Attorney says prosecutors are playing ‘Monday morning quarterback’

Former Rep. Aaron Schock, R-Ill., resigned from Congress in 2015. (Bill Clark/CQ Roll Call File Photo)
Former Rep. Aaron Schock, R-Ill., resigned from Congress in 2015. (Bill Clark/CQ Roll Call File Photo)

An attorney for disgraced former Rep. Aaron Schock sought Thursday to dismiss federal fraud and theft charges stemming from his time in office, saying the indictment “repeatedly trespasses on land the Constitution reserves for Congress.”

Prosecutors say Schock used campaign and government funds for personal expenses — including travel and the lavish redecoration of his Capitol Hill office in the style of the popular television show, “Downton Abbey.” The Republican, first elected in 2008, resigned from his seat representing Illinois’ 18th District in May 2015.

But one of Schock’s attorneys, George Terwilliger, argues in part that prosecutors are playing “Monday morning quarterback” with interpretations of House rules that are ambiguous—and that those interpretations are “inventions of the prosecutors made up after the fact.”

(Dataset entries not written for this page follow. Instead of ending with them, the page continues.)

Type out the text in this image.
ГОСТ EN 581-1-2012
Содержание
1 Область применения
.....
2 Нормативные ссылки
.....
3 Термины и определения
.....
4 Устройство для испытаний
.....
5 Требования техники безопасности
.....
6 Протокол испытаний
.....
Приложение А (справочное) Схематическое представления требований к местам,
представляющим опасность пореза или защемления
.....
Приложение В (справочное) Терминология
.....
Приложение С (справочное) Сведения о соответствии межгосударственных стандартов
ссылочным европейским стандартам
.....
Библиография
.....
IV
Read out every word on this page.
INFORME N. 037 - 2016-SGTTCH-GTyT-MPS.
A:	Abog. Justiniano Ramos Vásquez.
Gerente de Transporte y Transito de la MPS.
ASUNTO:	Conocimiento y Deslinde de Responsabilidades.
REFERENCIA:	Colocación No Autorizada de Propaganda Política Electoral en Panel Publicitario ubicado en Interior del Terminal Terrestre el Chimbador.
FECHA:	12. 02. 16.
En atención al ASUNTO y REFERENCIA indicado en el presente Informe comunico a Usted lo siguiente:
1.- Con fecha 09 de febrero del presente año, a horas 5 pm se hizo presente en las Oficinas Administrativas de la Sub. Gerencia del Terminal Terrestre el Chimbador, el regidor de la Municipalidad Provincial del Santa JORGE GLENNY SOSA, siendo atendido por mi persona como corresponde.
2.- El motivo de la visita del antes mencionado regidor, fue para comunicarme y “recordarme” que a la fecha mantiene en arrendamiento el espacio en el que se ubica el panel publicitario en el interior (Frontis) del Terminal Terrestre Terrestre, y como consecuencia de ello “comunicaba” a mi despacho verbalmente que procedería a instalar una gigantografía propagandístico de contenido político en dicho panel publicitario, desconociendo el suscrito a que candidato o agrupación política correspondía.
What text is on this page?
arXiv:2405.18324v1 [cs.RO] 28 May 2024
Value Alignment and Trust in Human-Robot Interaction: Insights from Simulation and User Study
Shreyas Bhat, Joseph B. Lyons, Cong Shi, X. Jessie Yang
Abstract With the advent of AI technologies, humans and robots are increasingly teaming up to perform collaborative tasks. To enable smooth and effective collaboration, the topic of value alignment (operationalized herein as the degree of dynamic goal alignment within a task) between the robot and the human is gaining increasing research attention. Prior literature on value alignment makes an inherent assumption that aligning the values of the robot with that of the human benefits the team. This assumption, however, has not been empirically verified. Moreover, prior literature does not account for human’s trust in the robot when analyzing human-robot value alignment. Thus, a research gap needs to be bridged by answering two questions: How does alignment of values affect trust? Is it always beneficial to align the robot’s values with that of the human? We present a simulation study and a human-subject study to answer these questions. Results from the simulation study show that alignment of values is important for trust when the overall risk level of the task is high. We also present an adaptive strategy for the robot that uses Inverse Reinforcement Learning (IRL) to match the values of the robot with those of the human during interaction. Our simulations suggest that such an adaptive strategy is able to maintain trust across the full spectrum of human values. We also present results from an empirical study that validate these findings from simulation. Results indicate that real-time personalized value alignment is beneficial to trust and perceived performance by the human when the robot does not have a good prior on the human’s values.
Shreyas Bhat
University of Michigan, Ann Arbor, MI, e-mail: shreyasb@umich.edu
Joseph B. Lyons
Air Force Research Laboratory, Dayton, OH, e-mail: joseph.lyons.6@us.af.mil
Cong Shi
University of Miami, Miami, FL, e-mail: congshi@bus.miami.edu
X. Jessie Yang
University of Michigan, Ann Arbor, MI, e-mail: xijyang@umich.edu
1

“The indictment repeatedly relies on House rules or standards that were not designed to be the basis for criminal charges and are themselves ambiguous,” Schock’s legal team wrote in a 56-page memorandum filed in federal district court in Illinois.

“It charges Mr. Schock with alleged crimes based on the government’s own interpretation of the requirements it says should have been met in reimbursement submissions to the House — reimbursement submissions that the House Finance Office deemed valid,” Schock’s attorneys wrote.

Schock’s attorneys also say the former lawmaker is protected from prosecution by the Constitution’s Speech or Debate Clause. While that traditionally protects lawmakers from prosecution for what they say on the floor of Congress, the lawyers argue, it also applies to conduct or speech that is addressed to the House’s interpretation or application of certain rules.

The government has two weeks to respond. Schock pleaded not guilty in the case. A jury trial in the case is set for July 10.